On April 16, Bernier commented on the AHS’s new COVID jab guideline changes on X, in which he asked, “What’s going on in Alberta with their “conservative” government?

Bernier, who was a firm opponent of both the COVID shots and mandates, told LifeSiteNews that AHS’s recommendations are puzzling, given “more and more scientific evidence is emerging of dangerous side effects when injecting from these experimental substances.”

“Even though these are only recommendations, and nothing is mandated, this ‘guidance’ by government agencies influences people’s decisions,” Bernier said.

Those under 18 still need written or verbal consent from their parents to get the shot.

AHS is recommending booster jabs for seniors, healthcare workers as well as those with underlying medical conditions. They also recommend that First Nations people and “members of racialized and other equity-denied communities,” as well as pregnant women get the shots as well.

The COVID shots were heavily promoted by the federal government as well as all provincial governments in Canada, with the Alberta government under former Premier Jason Kenney being no exception.

The mRNA shots themselves have been linked to a multitude of negative and often severe side effects in children.

Danielle Smith took over from Kenney as leader of the United Conservative Party (UCP) on October 11, 2022, after winning the leadership. Kenney was ousted due to low approval ratings and for reneging on promises not to lock Alberta down as well as enacting a vaccine passport. Smith was opposed to COVID jab mandates.

Bernier: It’s ‘deplorable’ some provinces still mandate COVID shot for Heathcare workers

While Alberta does not mandate the COVID shots for healthcare workers anymore, British Columbia still does as well as some health regions in Ontario, a fact that Bernier called “deplorable.”

“I find it deplorable that nurses, doctors and other healthcare workers in B.C. and Ontario still have to be vaccinated to work in hospitals and that thousands of them have not been reintegrated,” Bernier told LifeSiteNews.

“The authoritarian covid measures adopted by all governments have been traumatic enough for millions of Canadians. All of them should be lifted.”

Last year, LifeSiteNews reported on how the details of the Canadian federal government’s COVID-19 vaccine contract with Pfizer for millions of doses of the mRNA-based experimental shots were recently disclosed after being hidden for over three years.

The contract with Pfizer shows the government agreed to accept the unknown long-term safety and efficacy of the shots.

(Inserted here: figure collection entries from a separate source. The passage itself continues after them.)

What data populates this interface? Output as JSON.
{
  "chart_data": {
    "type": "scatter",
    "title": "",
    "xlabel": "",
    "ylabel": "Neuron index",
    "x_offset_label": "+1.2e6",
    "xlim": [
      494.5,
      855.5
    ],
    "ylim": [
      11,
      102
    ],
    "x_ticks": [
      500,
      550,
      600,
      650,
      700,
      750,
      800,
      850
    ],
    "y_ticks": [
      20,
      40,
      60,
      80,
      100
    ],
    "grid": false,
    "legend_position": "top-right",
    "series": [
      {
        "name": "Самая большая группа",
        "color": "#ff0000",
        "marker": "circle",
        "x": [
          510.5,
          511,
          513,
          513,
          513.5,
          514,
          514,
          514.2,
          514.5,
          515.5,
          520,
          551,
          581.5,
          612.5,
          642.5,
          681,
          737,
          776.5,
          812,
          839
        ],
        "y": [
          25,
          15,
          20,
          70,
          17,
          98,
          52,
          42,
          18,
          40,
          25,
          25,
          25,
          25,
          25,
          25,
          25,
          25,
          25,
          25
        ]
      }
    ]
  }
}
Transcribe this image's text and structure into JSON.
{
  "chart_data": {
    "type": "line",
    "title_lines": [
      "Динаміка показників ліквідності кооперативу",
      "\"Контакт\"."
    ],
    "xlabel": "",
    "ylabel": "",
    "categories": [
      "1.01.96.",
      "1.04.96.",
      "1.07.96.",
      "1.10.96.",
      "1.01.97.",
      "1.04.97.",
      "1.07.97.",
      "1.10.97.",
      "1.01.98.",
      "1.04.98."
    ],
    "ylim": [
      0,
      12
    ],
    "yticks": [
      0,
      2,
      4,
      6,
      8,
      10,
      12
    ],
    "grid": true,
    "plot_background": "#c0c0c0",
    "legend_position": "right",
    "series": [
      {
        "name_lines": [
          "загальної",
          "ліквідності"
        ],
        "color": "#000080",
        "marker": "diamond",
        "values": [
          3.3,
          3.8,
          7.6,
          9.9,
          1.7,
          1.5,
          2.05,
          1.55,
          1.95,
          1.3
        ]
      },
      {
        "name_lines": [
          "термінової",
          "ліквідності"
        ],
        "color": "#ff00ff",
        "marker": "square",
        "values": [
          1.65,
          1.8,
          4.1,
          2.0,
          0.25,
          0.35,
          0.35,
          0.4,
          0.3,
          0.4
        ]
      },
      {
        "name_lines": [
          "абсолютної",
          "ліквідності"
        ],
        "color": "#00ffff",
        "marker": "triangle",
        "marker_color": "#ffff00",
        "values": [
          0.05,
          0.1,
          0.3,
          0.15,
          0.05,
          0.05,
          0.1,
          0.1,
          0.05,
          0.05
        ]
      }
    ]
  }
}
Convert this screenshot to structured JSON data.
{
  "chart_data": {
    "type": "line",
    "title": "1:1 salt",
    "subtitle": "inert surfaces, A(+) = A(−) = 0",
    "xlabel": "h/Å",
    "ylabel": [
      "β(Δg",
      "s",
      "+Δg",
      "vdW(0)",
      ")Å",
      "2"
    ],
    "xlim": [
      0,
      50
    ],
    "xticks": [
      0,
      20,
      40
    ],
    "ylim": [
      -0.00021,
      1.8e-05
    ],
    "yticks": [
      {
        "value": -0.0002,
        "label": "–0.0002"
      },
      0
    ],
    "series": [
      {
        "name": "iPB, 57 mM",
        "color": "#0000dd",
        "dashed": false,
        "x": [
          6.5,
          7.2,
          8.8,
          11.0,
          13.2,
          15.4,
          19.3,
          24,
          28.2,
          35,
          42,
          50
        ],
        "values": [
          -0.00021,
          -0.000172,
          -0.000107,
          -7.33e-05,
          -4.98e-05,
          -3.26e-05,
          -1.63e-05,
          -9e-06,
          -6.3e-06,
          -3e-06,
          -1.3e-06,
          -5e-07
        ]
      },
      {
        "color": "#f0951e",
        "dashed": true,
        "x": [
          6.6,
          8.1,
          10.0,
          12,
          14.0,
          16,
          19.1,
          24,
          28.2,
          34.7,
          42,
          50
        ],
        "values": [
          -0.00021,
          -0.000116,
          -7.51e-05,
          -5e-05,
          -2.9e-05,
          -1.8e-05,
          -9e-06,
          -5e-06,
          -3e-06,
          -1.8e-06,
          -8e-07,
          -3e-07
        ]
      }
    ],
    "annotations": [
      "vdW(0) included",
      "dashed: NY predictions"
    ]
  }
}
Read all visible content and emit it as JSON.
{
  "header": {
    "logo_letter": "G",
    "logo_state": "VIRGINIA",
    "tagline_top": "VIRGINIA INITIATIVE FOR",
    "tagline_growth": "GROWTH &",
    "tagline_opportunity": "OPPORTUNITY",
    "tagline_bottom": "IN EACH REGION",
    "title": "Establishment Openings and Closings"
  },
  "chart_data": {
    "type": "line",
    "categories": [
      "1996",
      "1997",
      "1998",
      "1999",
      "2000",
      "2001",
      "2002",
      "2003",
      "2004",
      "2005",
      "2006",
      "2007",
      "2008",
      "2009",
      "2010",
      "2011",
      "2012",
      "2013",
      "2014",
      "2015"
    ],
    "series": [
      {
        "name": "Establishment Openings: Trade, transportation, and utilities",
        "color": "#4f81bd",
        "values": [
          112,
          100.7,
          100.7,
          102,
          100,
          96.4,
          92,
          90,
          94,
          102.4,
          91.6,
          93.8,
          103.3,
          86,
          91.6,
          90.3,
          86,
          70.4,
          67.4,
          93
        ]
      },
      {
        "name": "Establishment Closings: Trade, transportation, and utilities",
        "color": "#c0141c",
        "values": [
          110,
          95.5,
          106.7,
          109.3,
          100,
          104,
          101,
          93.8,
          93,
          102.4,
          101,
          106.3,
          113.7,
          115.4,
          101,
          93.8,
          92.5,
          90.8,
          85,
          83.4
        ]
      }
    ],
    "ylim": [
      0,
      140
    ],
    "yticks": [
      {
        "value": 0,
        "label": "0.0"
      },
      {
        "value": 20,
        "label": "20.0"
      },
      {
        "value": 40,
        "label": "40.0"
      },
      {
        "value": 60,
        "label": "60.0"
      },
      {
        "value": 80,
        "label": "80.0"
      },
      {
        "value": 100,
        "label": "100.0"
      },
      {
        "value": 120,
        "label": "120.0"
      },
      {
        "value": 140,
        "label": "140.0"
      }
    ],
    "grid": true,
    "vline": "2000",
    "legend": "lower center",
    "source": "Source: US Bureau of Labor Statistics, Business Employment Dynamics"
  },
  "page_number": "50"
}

The details of the Pfizer contract do not disclose how much the government spent on the jabs.

A bill introduced by Conservative Party leader Pierre Poilievre that would have given Canadians back their “bodily autonomy” by banning future jab mandates was voted down last year after Trudeau’s Liberals and other parties rejected it.

Adverse effects from the first round of COVID shots have resulted in a growing number of Canadians filing for financial compensation over injuries from the jabs via the federal Vaccine Injury Program (VISP).

VISP has already paid well over $11 million to those injured by COVID injections.

Earlier this year, LifeSiteNews reported on how officials from Health Canada have admitted that there is “residual plasmid DNA” in the COVID shots after a Conservative MP asked the agency through an official information request if the DNA fragments were in the shots.

As for Bernier, earlier this month he called out Poilievre for dodging a question regarding Canada’s participation in the United Nations’ pro-abortion Paris Climate Agreement.

Throughout most of the COVID crisis, Canadians from coast to coast were faced with COVID mandates, including jab dictates, put in place by both the provincial and federal governments.

After much pushback, thanks to the Freedom Convoy, most provincial mandates were eliminated by the summer of 2022.

There are currently multiple ongoing class-action lawsuits filed by Canadians adversely affected by COVID mandates.